Five things you can do today to level-up your brand's social media strategy

Coming up with, implementing and managing a social media strategy is hard work; much harder work than many people think it’s going to be before they’re actually tasked with taking it on. If you’re the one who’s spent countless hours devising a strategy, crafting content, scheduling posts, growing your community and trying to think of clever things to say on Twitter every day, you probably feel a bit peeved when your posts get little more than a handful of likes.

With ROI being the name of the game, those numbers mean everything, and you’re probably quite keen on the idea of a few quick fixes that can help add a few digits - possibly even a few 0s - onto them.

There’s a lot to be said for changing tack and hitting refresh. These five steps (which, incidentally, are super-easy to implement) should be your first port of call.

1. Do less of it.

Yep. The first thing you can do to do social media better is do less of it. When businesses decide they want to “do social”, there’s a tendency to feel like they should be posting every single day on every single platform. The result? A convoluted content strategy, a community management nightmare, and a lot of wasted resource.

Think about your target audience, your subject matter and your objectives for social, and use that to decide where your content should live.

If you’re a design agency looking to show off your work and attract new talent, Instagram - home of the inspirational aesthetic - is going to be great for you, but Twitter - the ephemeral, news-oriented chatroom of the social media world - isn’t.

On the flipside, if you’re a tech recruiter hoping to show off your industry knowledge and push people to your jobs board, Twitter’s fast-moving click-ableness is a natural home for that conversation.

2. Don’t wait for people to come to you

Being on a channel and posting content with the expectation that an audience will materialise around your virtual ankles is the equivalent of opening a restaurant in the middle of a forest and not telling anyone about it. Don’t be vain about your follower/following ratio, nobody’s looking at how many people you follow. Follow anyone and everyone who’s relevant to your business, have conversations with them, and use hashtags to make yourself ‘discoverable’ (but be wary - over-zealous hashtagging can actually turn people off). If you have a piece of content you think someone might be interested in, direct it at them. The worst outcome is that they notice you.

3. Anthropomorphise your brand

You’ve probably got a ‘style guide’ and a ‘tone of voice’ deck knocking around somewhere - use them. There’s nothing worse than the ‘generic brand tone of voice’ that swamps social media (“Team drinks! #FridayFeeling”), so take a few hours to workshop your brand personality and turn it into something tangible. If it were a celebrity, who would it be most like? How might it say ‘hello’ in the morning? What type of guest would it be at a wedding? Does it use slang? If so, which specific words? How about emojis? Create a checklist and run all your copy through it from now on.

4. Spend some cash

If you’ve been a commitment-phobe about promoting your content, now’s the time to take the leap. Particularly on Facebook, organic - that is, unpromoted - reach is nearing extinction (dropping by as much as 52% in 2016), meaning posting content without sponsoring it is a big waste of everyone’s time.

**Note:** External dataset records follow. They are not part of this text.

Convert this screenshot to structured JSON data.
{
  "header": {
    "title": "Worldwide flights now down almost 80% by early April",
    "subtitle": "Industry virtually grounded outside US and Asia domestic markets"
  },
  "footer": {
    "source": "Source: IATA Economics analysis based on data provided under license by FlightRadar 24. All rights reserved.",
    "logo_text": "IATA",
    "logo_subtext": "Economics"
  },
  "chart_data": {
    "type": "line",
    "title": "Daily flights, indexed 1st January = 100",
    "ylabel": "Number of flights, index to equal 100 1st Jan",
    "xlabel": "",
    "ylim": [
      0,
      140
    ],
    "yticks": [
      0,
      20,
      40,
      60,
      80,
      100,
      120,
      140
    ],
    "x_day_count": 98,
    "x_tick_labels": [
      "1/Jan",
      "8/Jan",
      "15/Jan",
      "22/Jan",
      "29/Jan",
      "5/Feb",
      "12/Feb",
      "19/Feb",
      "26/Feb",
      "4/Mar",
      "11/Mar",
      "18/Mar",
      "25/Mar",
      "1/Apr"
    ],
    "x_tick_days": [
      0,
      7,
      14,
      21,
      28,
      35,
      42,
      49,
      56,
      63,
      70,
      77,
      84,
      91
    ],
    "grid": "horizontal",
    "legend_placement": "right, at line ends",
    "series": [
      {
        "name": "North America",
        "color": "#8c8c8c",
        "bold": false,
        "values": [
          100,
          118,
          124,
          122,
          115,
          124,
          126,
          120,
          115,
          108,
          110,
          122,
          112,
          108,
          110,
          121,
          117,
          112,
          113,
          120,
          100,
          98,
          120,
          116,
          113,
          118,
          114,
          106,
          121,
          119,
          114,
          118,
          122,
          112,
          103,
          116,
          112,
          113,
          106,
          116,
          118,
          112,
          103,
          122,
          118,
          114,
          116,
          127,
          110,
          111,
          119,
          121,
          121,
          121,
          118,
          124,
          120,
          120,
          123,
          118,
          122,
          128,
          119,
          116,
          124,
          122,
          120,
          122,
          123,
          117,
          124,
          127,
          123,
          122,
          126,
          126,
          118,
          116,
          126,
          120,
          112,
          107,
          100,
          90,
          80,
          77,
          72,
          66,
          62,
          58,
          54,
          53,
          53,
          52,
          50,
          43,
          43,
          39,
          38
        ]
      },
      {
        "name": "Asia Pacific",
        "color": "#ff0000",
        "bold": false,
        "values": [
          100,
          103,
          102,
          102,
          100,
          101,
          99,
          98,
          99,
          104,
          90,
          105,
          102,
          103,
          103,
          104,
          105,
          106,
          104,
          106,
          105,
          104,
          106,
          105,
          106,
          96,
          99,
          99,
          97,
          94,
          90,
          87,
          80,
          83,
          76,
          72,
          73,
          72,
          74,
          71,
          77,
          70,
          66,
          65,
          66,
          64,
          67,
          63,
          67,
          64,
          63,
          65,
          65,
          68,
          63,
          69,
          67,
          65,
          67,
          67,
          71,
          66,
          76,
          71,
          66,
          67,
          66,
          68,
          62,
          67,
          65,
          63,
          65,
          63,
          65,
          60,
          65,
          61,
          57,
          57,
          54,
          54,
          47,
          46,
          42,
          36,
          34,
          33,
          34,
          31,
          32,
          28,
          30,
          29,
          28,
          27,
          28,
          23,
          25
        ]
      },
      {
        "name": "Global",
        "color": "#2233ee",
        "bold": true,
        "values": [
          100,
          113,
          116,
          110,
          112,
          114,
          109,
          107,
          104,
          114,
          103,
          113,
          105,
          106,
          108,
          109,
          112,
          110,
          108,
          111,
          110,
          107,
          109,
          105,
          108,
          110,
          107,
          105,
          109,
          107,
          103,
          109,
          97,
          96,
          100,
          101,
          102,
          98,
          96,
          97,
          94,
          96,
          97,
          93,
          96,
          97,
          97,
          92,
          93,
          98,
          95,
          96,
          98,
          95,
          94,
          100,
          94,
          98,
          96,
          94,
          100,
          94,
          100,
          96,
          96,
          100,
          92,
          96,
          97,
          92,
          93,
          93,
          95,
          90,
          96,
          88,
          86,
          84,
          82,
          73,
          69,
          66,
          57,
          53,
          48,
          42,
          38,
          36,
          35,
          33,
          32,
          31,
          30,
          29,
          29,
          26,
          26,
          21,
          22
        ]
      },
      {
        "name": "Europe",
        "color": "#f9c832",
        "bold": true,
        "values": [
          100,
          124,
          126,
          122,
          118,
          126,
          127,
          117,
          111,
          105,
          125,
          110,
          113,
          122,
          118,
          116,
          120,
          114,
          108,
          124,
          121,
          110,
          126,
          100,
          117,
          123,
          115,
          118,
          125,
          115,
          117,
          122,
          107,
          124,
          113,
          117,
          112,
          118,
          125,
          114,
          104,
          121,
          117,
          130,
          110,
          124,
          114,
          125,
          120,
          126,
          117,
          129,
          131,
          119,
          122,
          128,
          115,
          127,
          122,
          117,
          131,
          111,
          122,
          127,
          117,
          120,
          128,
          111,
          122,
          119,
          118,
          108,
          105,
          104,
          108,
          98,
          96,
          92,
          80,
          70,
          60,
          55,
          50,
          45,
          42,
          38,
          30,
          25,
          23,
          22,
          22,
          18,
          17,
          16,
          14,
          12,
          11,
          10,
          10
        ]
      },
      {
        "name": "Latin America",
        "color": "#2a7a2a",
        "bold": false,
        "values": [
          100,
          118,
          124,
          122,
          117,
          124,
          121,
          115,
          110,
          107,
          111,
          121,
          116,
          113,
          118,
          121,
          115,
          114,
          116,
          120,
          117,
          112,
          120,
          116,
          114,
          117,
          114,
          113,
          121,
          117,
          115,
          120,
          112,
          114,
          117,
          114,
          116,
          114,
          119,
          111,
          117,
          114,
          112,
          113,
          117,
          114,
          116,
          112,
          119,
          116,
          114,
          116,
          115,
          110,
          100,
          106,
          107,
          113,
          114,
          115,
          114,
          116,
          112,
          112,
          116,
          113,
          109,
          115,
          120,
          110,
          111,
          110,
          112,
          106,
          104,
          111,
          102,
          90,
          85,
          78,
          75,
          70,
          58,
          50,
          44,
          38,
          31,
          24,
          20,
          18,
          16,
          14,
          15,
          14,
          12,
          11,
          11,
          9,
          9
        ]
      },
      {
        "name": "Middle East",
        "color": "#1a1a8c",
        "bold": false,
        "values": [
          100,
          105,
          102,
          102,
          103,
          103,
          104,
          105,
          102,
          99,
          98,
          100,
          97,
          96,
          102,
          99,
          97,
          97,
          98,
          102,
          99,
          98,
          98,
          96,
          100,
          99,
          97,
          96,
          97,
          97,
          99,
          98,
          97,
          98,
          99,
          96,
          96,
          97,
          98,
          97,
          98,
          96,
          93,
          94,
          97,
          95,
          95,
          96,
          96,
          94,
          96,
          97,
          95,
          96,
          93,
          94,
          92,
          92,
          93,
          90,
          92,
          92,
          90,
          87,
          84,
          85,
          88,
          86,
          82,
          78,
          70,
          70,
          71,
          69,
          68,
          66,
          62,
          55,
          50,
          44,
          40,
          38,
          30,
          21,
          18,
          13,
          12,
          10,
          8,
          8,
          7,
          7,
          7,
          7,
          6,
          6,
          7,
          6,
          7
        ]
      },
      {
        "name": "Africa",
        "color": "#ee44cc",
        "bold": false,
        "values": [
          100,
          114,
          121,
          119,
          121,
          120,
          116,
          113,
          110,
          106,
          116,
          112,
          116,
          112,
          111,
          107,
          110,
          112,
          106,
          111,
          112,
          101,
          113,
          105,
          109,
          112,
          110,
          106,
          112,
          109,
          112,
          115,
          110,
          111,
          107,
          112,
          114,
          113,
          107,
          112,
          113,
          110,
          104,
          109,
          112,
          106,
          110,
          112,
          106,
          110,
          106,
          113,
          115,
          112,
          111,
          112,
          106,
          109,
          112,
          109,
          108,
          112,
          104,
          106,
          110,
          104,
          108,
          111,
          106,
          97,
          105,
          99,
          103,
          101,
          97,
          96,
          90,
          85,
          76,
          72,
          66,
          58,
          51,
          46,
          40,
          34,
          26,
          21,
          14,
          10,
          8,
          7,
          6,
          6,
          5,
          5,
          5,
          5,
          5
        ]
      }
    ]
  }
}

As little as £10 behind a post will not only boost your visibility, but unlock a whole plethora of targeting options and post formats. Try creating one post a month specifically for being boosted, with an objective (such as clicks to website, or gaining new followers who work in Derby) in mind.

5. Create some templates

Investing in some up-front time to create templatable content formats will save you heaps of time twiddling your thumbs trying to think of new ideas each month. Once you’ve got your format (“Tech tip of the week”?), have a designer create a graphic template to go with it, so it’s easy to swap in new copy and photography each time you use it. One small tip: stay away from motivational quotes against sunsets. There’s enough of that on social media as it is.